Sie sind Inhalt des standortspezifischen Schulprogramms. Für die Zuteilung der Ressourcen für Förderangebote an die Schulen wird der Sozialindex berücksichtigt. Je tiefer der Index, desto kleiner ist die soziale Belastung des Quartiers.

Dennoch bleibt eine bestimmte Abhängigkeit des Schulerfolgs vom Wohnquartier bzw. von der dort besuchten Schule bestehen. Wir Grünliberalen fragen uns, ob die Ressourcenverteilung für die Kompensationsmassnahmen, so wie sie jetzt zugeführt wird, auch effektiv und optimal ist. Hierzu werden wir eine schriftliche Anfrage einreichen.

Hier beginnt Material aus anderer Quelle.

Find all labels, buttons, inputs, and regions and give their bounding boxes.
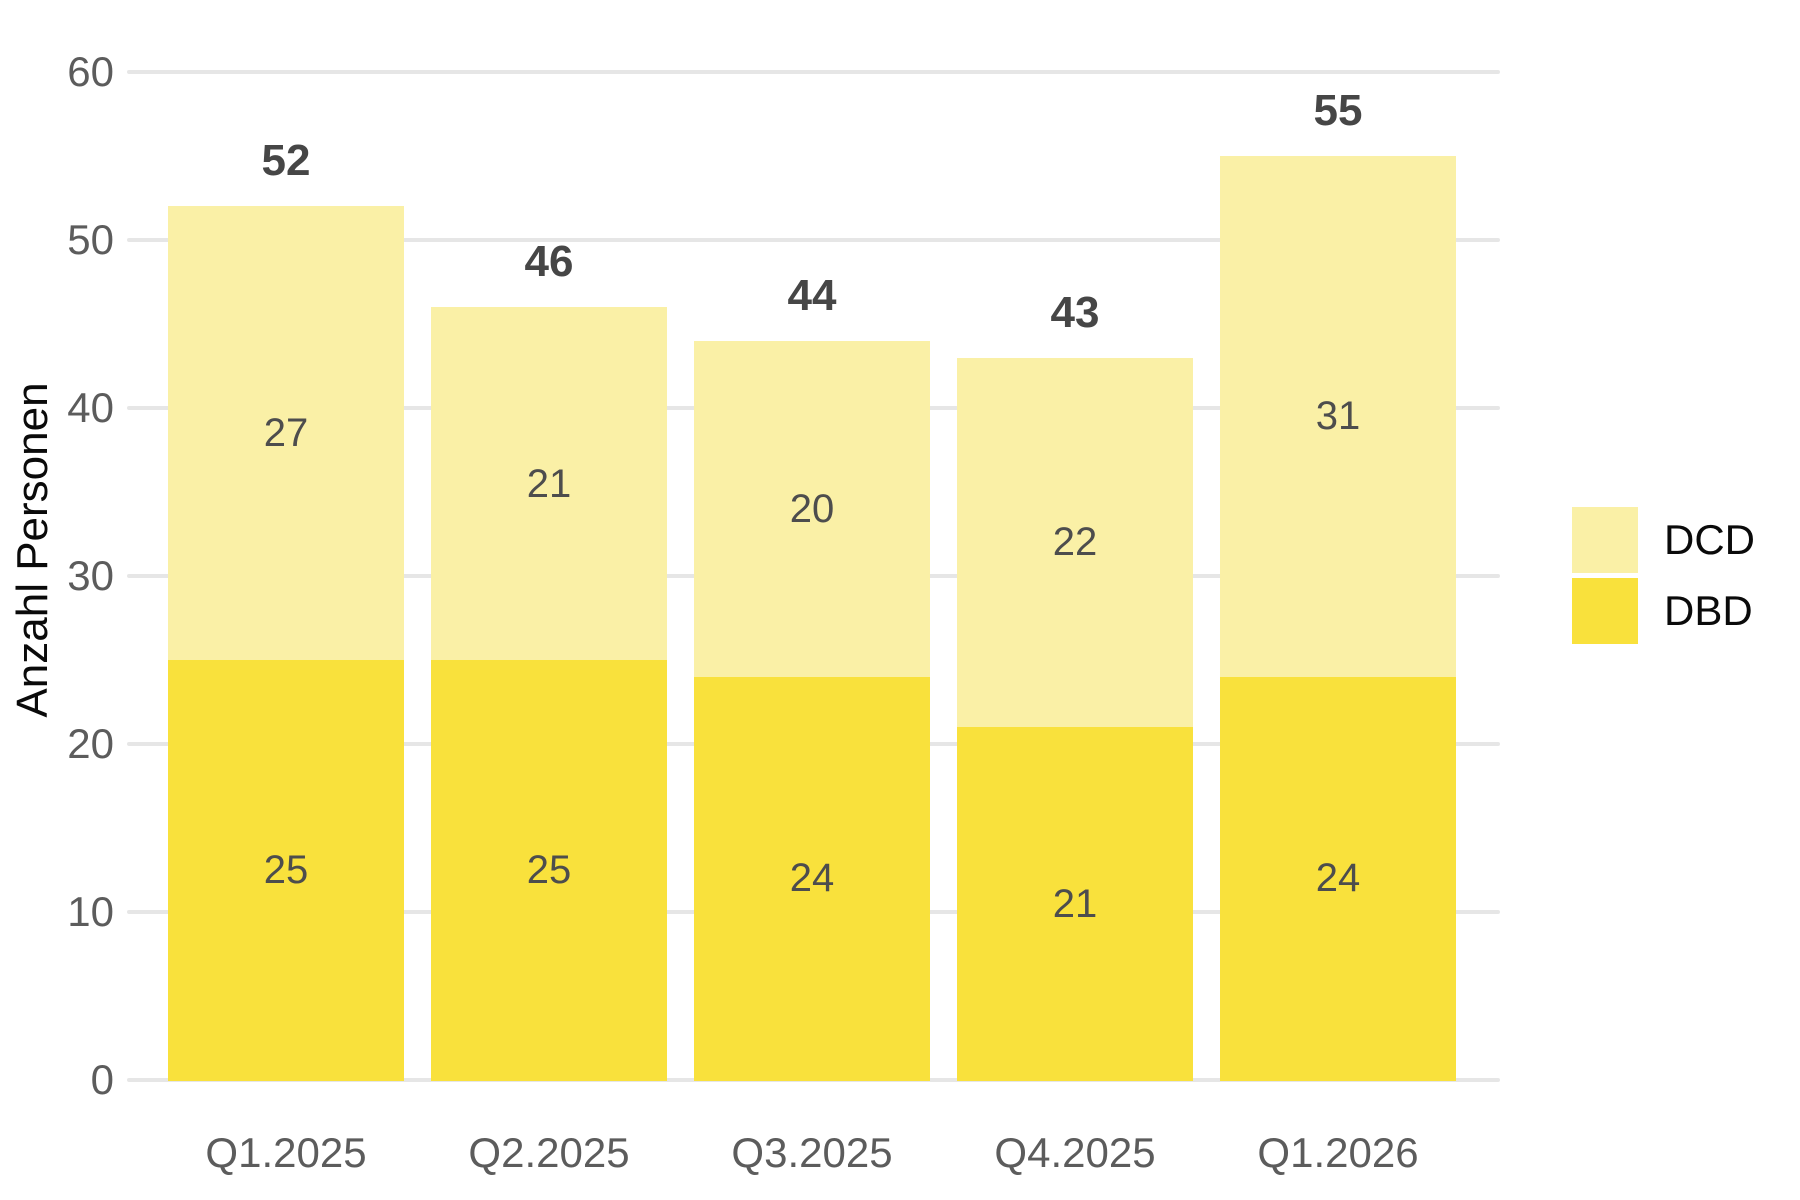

Lehrpersonen und ihr Unterricht haben den grössten Einfluss auf die Schulleistungen, abgesehen von den individuellen Voraussetzungen der Schüler und Schülerinnen. Deshalb brauchen insbesondere Brennpunkt-Schulen engagierte Lehrpersonen, denen die Chancengerechtigkeit ein grosses Anliegen ist und die bereit sind, ihre Pädagogik nach den Voraussetzungen der Kinder zu richten. Und es braucht Schulleitungen, die genau so engagiert sind und an ihrer Schule genau diesen Unterricht und diese Unterstützung ermöglichen!

In der Studie, die im Anzug erwähnt ist, wird ausdrücklich festgehalten, dass der Algorithmus die menschliche Einflussnahme nicht ersetzen, sondern als Hilfstool für die Entscheidungsfindung verstanden wird. Die glp beurteilt es so, dass durch das computergestützte Analysetool die Zuteilung der Schüler und Schülerinnen erleichtert werden soll, um als ergänzenden Beitrag mehr Chancengerechtigkeit zu erreichen.

Unter diesem Aspekt findet die glp das Anliegen prüfenswert. Darum überweisen wir den Anzug. Wir stehen aber nach wie vor kritisch zu den angegebenen Indikatoren und Zielgrössen, weil eine Umverteilung von Kindern keine besseren Schulen und damit nicht mehr Gerechtigkeit schafft.